The restructuring wave in Silicon Valley has intensified dramatically in 2026, with the first 3 months of the year overseeing over 51,000 tech jobs eliminated. Big names of the industry are aggressively cutting staff to redirect billions of dollars toward AI infrastructure, even as many report strong revenue growth. This early-year surge in layoffs already outpaces the rate at which firms let go of their employees in 2025.

The latest high-profile layoffs came from Oracle and Meta, followed by Amazon and Atlassian.

Oracle leads with the most layoffs

On March 31, Oracle initiated one of its largest-ever workforce reductions, letting go of an estimated 20,000 to 30,000 employees — roughly 18% of its global workforce of about 162,000 employees. The cuts, which affected employees across the US, India, Canada, and Mexico, were executed via early-morning termination emails. Analysts estimate that Oracle’s layoff decisions will free up $8–10 billion annually to fund massive AI data centre expansions and Nvidia-powered superclusters.

Meta lets go of talent globally

Days later, Meta announced layoffs as part of CEO Mark Zuckerberg’s “year of efficiency” drive. The company laid off several hundred employees across Reality Labs, Facebook, recruiting, sales, and other divisions. While earlier reports speculated on much larger reductions of up to 20%, the actual March cuts were more targeted. These actions align with Meta’s heavy investments in AI models like Llama and costly data center projects expected to reach hundreds of billions in coming years.

Amazon laid off corporate

Amazon kicked off the year aggressively in January, eliminating around 16,000 corporate roles — its largest single layoff action in recent years. The cuts targeted underperforming units, including Alexa and physical retail, to sharpen focus on AWS and AI initiatives.
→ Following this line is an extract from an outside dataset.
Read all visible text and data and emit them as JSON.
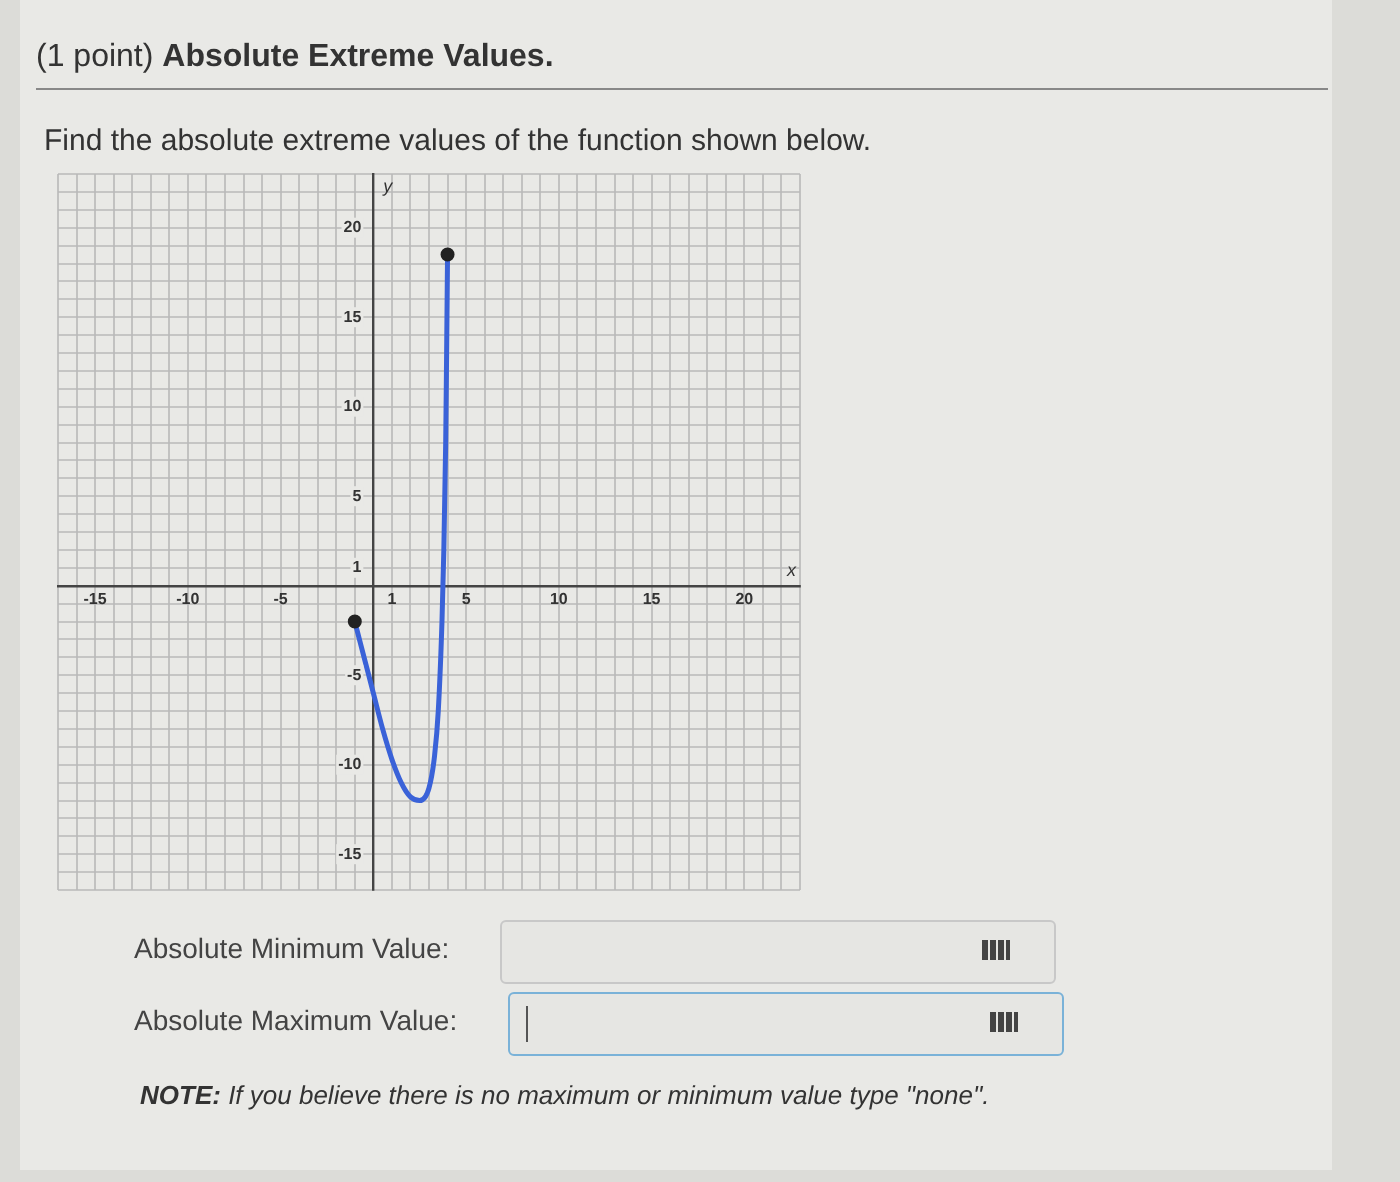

Block Inc lets go of 50% workforce

In February, Block (formerly Square), led by ex-Twitter CEO Jack Dorsey, stunned the industry by laying off approximately 4,000 employees — nearly 40–50% of its workforce — citing AI efficiencies in payments and Cash App operations. Later reports emerged that the company was quietly recalling some of its employees.
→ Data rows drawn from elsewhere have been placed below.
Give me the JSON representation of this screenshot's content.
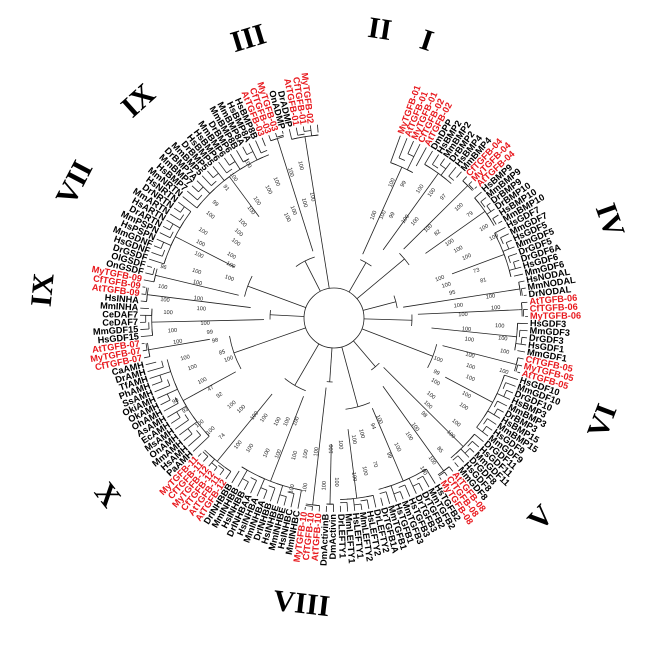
{
  "colors": {
    "highlight": "#e8191e",
    "default": "#000000",
    "branch": "#222222"
  },
  "clades": [
    {
      "numeral": "I",
      "angle": 18.5
    },
    {
      "numeral": "II",
      "angle": 9
    },
    {
      "numeral": "III",
      "angle": 343
    },
    {
      "numeral": "IV",
      "angle": 70.5
    },
    {
      "numeral": "VI",
      "angle": 111
    },
    {
      "numeral": "V",
      "angle": 134
    },
    {
      "numeral": "VIII",
      "angle": 186.5
    },
    {
      "numeral": "X",
      "angle": 232
    },
    {
      "numeral": "IX",
      "angle": 275.5
    },
    {
      "numeral": "VII",
      "angle": 297.5
    },
    {
      "numeral": "IX",
      "angle": 318
    }
  ],
  "leaves": [
    {
      "name": "MyTGFB-01",
      "red": true
    },
    {
      "name": "AtTGFB-01",
      "red": true
    },
    {
      "name": "MyTGFB-01",
      "red": true
    },
    {
      "name": "CfTGFB-02",
      "red": true
    },
    {
      "name": "AtTGFB-02",
      "red": true
    },
    {
      "name": "DmDPP",
      "red": false
    },
    {
      "name": "HsBMP2",
      "red": false
    },
    {
      "name": "MmBMP2",
      "red": false
    },
    {
      "name": "DrBMP2",
      "red": false
    },
    {
      "name": "HsBMP4",
      "red": false
    },
    {
      "name": "MmBMP4",
      "red": false
    },
    {
      "name": "CfTGFB-04",
      "red": true
    },
    {
      "name": "MyTGFB-04",
      "red": true
    },
    {
      "name": "AtTGFB-04",
      "red": true
    },
    {
      "name": "HsBMP9",
      "red": false
    },
    {
      "name": "MmBMP9",
      "red": false
    },
    {
      "name": "DrBMP9",
      "red": false
    },
    {
      "name": "DrBMP10",
      "red": false
    },
    {
      "name": "HsBMP10",
      "red": false
    },
    {
      "name": "MmBMP10",
      "red": false
    },
    {
      "name": "HsGDF7",
      "red": false
    },
    {
      "name": "MmGDF7",
      "red": false
    },
    {
      "name": "HsGDF5",
      "red": false
    },
    {
      "name": "MmGDF5",
      "red": false
    },
    {
      "name": "DrGDF5",
      "red": false
    },
    {
      "name": "DrGDF6A",
      "red": false
    },
    {
      "name": "HsGDF6",
      "red": false
    },
    {
      "name": "MmGDF6",
      "red": false
    },
    {
      "name": "HsNODAL",
      "red": false
    },
    {
      "name": "MmNODAL",
      "red": false
    },
    {
      "name": "DrNODAL",
      "red": false
    },
    {
      "name": "AtTGFB-06",
      "red": true
    },
    {
      "name": "CfTGFB-06",
      "red": true
    },
    {
      "name": "MyTGFB-06",
      "red": true
    },
    {
      "name": "HsGDF3",
      "red": false
    },
    {
      "name": "MmGDF3",
      "red": false
    },
    {
      "name": "DrGDF3",
      "red": false
    },
    {
      "name": "HsGDF1",
      "red": false
    },
    {
      "name": "MmGDF1",
      "red": false
    },
    {
      "name": "CfTGFB-05",
      "red": true
    },
    {
      "name": "MyTGFB-05",
      "red": true
    },
    {
      "name": "AtTGFB-05",
      "red": true
    },
    {
      "name": "HsGDF10",
      "red": false
    },
    {
      "name": "MmGDF10",
      "red": false
    },
    {
      "name": "DrGDF10",
      "red": false
    },
    {
      "name": "HsBMP3",
      "red": false
    },
    {
      "name": "MmBMP3",
      "red": false
    },
    {
      "name": "DrBMP3",
      "red": false
    },
    {
      "name": "HsBMP15",
      "red": false
    },
    {
      "name": "MmBMP15",
      "red": false
    },
    {
      "name": "HsGDF9",
      "red": false
    },
    {
      "name": "MmGDF9",
      "red": false
    },
    {
      "name": "DrGDF11",
      "red": false
    },
    {
      "name": "HsGDF11",
      "red": false
    },
    {
      "name": "MmGDF11",
      "red": false
    },
    {
      "name": "DrGDF8",
      "red": false
    },
    {
      "name": "HsGDF8",
      "red": false
    },
    {
      "name": "MmGDF8",
      "red": false
    },
    {
      "name": "AtTGFB-08",
      "red": true
    },
    {
      "name": "CfTGFB-08",
      "red": true
    },
    {
      "name": "MyTGFB-08",
      "red": true
    },
    {
      "name": "HsTGFB2",
      "red": false
    },
    {
      "name": "MmTGFB2",
      "red": false
    },
    {
      "name": "DrTGFB2",
      "red": false
    },
    {
      "name": "DrTGFB3",
      "red": false
    },
    {
      "name": "HsTGFB3",
      "red": false
    },
    {
      "name": "MmTGFB3",
      "red": false
    },
    {
      "name": "HsTGFB1",
      "red": false
    },
    {
      "name": "MmTGFB1",
      "red": false
    },
    {
      "name": "DrTGFB1A",
      "red": false
    },
    {
      "name": "DrLEFTY2",
      "red": false
    },
    {
      "name": "HsLEFTY2",
      "red": false
    },
    {
      "name": "MmLEFTY2",
      "red": false
    },
    {
      "name": "HsLEFTY1",
      "red": false
    },
    {
      "name": "MmLEFTY1",
      "red": false
    },
    {
      "name": "DrLEFTY1",
      "red": false
    },
    {
      "name": "DmActivin",
      "red": false
    },
    {
      "name": "DmActivinB",
      "red": false
    },
    {
      "name": "AtTGFB-10",
      "red": true
    },
    {
      "name": "CfTGFB-10",
      "red": true
    },
    {
      "name": "MyTGFB-10",
      "red": true
    },
    {
      "name": "MmINHBC",
      "red": false
    },
    {
      "name": "HsINHBC",
      "red": false
    },
    {
      "name": "MmINHBE",
      "red": false
    },
    {
      "name": "HsINHBE",
      "red": false
    },
    {
      "name": "DrINHBB",
      "red": false
    },
    {
      "name": "MmINHBA",
      "red": false
    },
    {
      "name": "HsINHBA",
      "red": false
    },
    {
      "name": "DrINHBAA",
      "red": false
    },
    {
      "name": "HsINHBB",
      "red": false
    },
    {
      "name": "MmINHBB",
      "red": false
    },
    {
      "name": "DrINHBBB",
      "red": false
    },
    {
      "name": "AtTGFB-12",
      "red": true
    },
    {
      "name": "AtTGFB-11",
      "red": true
    },
    {
      "name": "CfTGFB-12",
      "red": true
    },
    {
      "name": "MyTGFB-12",
      "red": true
    },
    {
      "name": "CfTGFB-11",
      "red": true
    },
    {
      "name": "MyTGFB-11",
      "red": true
    },
    {
      "name": "PaAMH",
      "red": false
    },
    {
      "name": "HsAMH",
      "red": false
    },
    {
      "name": "MmAMH",
      "red": false
    },
    {
      "name": "OnAMH",
      "red": false
    },
    {
      "name": "MsAMH",
      "red": false
    },
    {
      "name": "EcAMH",
      "red": false
    },
    {
      "name": "AsAMH",
      "red": false
    },
    {
      "name": "OhAMH",
      "red": false
    },
    {
      "name": "OkAMH",
      "red": false
    },
    {
      "name": "OkiAMH",
      "red": false
    },
    {
      "name": "SsAMH",
      "red": false
    },
    {
      "name": "PhAMH",
      "red": false
    },
    {
      "name": "TfAMH",
      "red": false
    },
    {
      "name": "DrAMH",
      "red": false
    },
    {
      "name": "CaAMH",
      "red": false
    },
    {
      "name": "CfTGFB-07",
      "red": true
    },
    {
      "name": "MyTGFB-07",
      "red": true
    },
    {
      "name": "AtTGFB-07",
      "red": true
    },
    {
      "name": "HsGDF15",
      "red": false
    },
    {
      "name": "MmGDF15",
      "red": false
    },
    {
      "name": "CeDAF7",
      "red": false
    },
    {
      "name": "CeDAF7",
      "red": false
    },
    {
      "name": "MmINHA",
      "red": false
    },
    {
      "name": "HsINHA",
      "red": false
    },
    {
      "name": "AtTGFB-09",
      "red": true
    },
    {
      "name": "CfTGFB-09",
      "red": true
    },
    {
      "name": "MyTGFB-09",
      "red": true
    },
    {
      "name": "OnGSDF",
      "red": false
    },
    {
      "name": "OlGSDF",
      "red": false
    },
    {
      "name": "DrGSDF",
      "red": false
    },
    {
      "name": "HsGDNF",
      "red": false
    },
    {
      "name": "MmGDNF",
      "red": false
    },
    {
      "name": "HsPSPN",
      "red": false
    },
    {
      "name": "MmPSPN",
      "red": false
    },
    {
      "name": "DrARTN",
      "red": false
    },
    {
      "name": "HsARTN",
      "red": false
    },
    {
      "name": "MmARTN",
      "red": false
    },
    {
      "name": "DrNRTN",
      "red": false
    },
    {
      "name": "HsNRTN",
      "red": false
    },
    {
      "name": "MmNRTN",
      "red": false
    },
    {
      "name": "HsBMP7",
      "red": false
    },
    {
      "name": "MmBMP7",
      "red": false
    },
    {
      "name": "DrBMP7A",
      "red": false
    },
    {
      "name": "MmBMP5",
      "red": false
    },
    {
      "name": "DrBMP5",
      "red": false
    },
    {
      "name": "HsBMP5",
      "red": false
    },
    {
      "name": "HsBMP6",
      "red": false
    },
    {
      "name": "MmBMP6",
      "red": false
    },
    {
      "name": "DrBMP6",
      "red": false
    },
    {
      "name": "MmBMP8B",
      "red": false
    },
    {
      "name": "MmBMP8A",
      "red": false
    },
    {
      "name": "HsBMP8A",
      "red": false
    },
    {
      "name": "HsBMP8B",
      "red": false
    },
    {
      "name": "AtTGFB-03",
      "red": true
    },
    {
      "name": "CfTGFB-03",
      "red": true
    },
    {
      "name": "MyTGFB-03",
      "red": true
    },
    {
      "name": "OnADMP",
      "red": false
    },
    {
      "name": "DrADMP",
      "red": false
    },
    {
      "name": "AtTGFB-01",
      "red": true
    },
    {
      "name": "CfTGFB-01",
      "red": true
    },
    {
      "name": "MyTGFB-02",
      "red": true
    }
  ],
  "bootstrap": [
    "100",
    "100",
    "100",
    "99",
    "99",
    "100",
    "100",
    "100",
    "100",
    "97",
    "100",
    "100",
    "82",
    "79",
    "100",
    "100",
    "100",
    "100",
    "100",
    "100",
    "73",
    "100",
    "81",
    "95",
    "100",
    "100",
    "100",
    "100",
    "100",
    "100",
    "100",
    "100",
    "100",
    "100",
    "100",
    "100",
    "100",
    "100",
    "99",
    "100",
    "100",
    "100",
    "100",
    "100",
    "100",
    "100",
    "98",
    "85",
    "100",
    "100",
    "100",
    "100",
    "100",
    "100",
    "99",
    "94",
    "70",
    "100",
    "100",
    "100",
    "100",
    "100",
    "100",
    "100",
    "100",
    "100",
    "100",
    "100",
    "100",
    "100",
    "100",
    "100",
    "100",
    "100",
    "100",
    "100",
    "100",
    "100",
    "100",
    "74",
    "100",
    "100",
    "100",
    "100",
    "92",
    "93",
    "47",
    "98",
    "100",
    "100",
    "100",
    "85",
    "100",
    "98",
    "100",
    "99",
    "100",
    "100",
    "100",
    "100",
    "100",
    "100",
    "100",
    "100",
    "96",
    "100",
    "100",
    "100",
    "100",
    "100",
    "100",
    "100",
    "100",
    "100",
    "100",
    "99",
    "100",
    "91",
    "100",
    "100",
    "100",
    "100",
    "100",
    "100",
    "100",
    "100",
    "100",
    "100",
    "100",
    "100"
  ]
}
Atlassian lets 10% of its staff

March saw Atlassian reduce its headcount by about 1,600 jobs (roughly 10% of staff) to “self-fund” AI research and development without impacting shareholder value. 

Other companies, including Dell and eBay, also announced smaller but significant reductions.

According to layoff trackers, the first three months recorded over 100 layoff events. The United States bore the brunt with more than 32,000 jobs lost, followed by notable impacts in Australia and Germany. Sectors like fintech, e-commerce, and enterprise software were hit hardest, while demand for AI/ML specialists continued to rise.

AI causing job losses

Most executives describe these job cuts as necessary “right-sizing” for an AI-first future. Oracle CEO Safra Catz and Meta’s Zuckerberg have highlighted redirecting savings toward next-generation compute infrastructure. However, critics point to the irony, i.e., many of these firms are posting record profits while replacing mid-level engineers, marketers, and support roles with tools like GitHub Copilot and custom large language models.